Los cuerpos no son bordes ni fronteras ni determinaciones. Parecen ser algo circunstancialmente habitado, una espacialidad donde la vida buscará su mejor forma. Quizás, recuperando la maravilla de que en nuestro idioma “ser” y “estar” no sean el mismo verbo, podríamos festejar la palabra de Cabezón Cámara como esa verbalidad que hace habitables las corporalidades en sus contactos, en sus intercambios y en sus erotismos. Ante la duda de acordarnos ser solo una esencia, dice Catalina -Antonio al hablar de la memoria “¿cómo saberlo cuando se es solo como solo he sido y soy no obstante mis animales que son conmigo, somos juntos nosotros, y recuerdan, también, por supuesto, pero con su memoria muda de bestias?” (95)

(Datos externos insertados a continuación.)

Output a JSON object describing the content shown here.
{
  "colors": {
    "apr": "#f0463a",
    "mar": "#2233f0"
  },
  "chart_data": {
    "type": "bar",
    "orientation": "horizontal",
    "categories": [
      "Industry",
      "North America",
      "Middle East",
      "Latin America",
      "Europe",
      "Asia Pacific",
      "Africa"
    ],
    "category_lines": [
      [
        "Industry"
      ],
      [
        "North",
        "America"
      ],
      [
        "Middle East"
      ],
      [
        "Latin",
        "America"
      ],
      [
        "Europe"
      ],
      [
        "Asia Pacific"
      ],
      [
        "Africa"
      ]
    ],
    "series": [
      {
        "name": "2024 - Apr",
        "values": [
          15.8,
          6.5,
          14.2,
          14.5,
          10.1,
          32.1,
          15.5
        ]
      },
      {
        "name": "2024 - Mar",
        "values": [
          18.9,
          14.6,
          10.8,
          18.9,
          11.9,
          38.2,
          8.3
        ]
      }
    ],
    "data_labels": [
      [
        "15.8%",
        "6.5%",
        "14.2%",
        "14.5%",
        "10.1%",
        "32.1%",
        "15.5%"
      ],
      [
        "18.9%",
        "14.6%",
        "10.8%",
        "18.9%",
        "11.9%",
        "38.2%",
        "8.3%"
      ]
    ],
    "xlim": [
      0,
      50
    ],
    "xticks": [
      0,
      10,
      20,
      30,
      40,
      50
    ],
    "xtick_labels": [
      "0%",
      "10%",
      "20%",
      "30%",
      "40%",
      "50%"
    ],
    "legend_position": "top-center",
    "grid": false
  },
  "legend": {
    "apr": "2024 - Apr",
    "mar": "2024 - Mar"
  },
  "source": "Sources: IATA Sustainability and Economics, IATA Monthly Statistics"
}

A todo esto, ¿qué adjetivo podría sujetar el flujo acuoso de esta poética? Porque decir algo sobre un lenguaje “queer”, reconocer procedimientos poéticos que insinúan sin concluir la historia, que la dicen más bien con imágenes y silencios parecía minimizar el mayor aporte de esta escritura. No afecta, aunque impresiona, lo que hace la autora con los referentes (la monja Alférez, la cosmovisión guaraní) sino lo que más nos inpresiona es lo que deja hacer a estos en el transcurso de su escritura. Estructuralmente, esa apertura a ser afectado se refleja en el doble diálogo, por un lado, con la tía que es con el tiempo, con la niña que fue y con la tierra que dejó), por otro, con las niñas que lo interrumpen, preguntando en guaraní (que versa sobre referentes no comunes, sobre definiciones y razones de las cosas en el espacio común que habitan). Además de giros, imágenes que no son retóricos, son formas verbalizadas de un pensamiento que desborda dicotomías y monotonías de ritmo único: “se me había despertado el animal hermoso del cuerpo que quería andar suelto” (142).
¿Qué se cifra o que exhibe el común deseo de mutación de especie? En la escritura de Cabezón Cámara, esa pregunta ni duele ni daña, ni desprecia ni somete. Arde ella misma en un cuerpo que es hombremujerángelárbol y una tierra encenizada y un colibrí libando vida.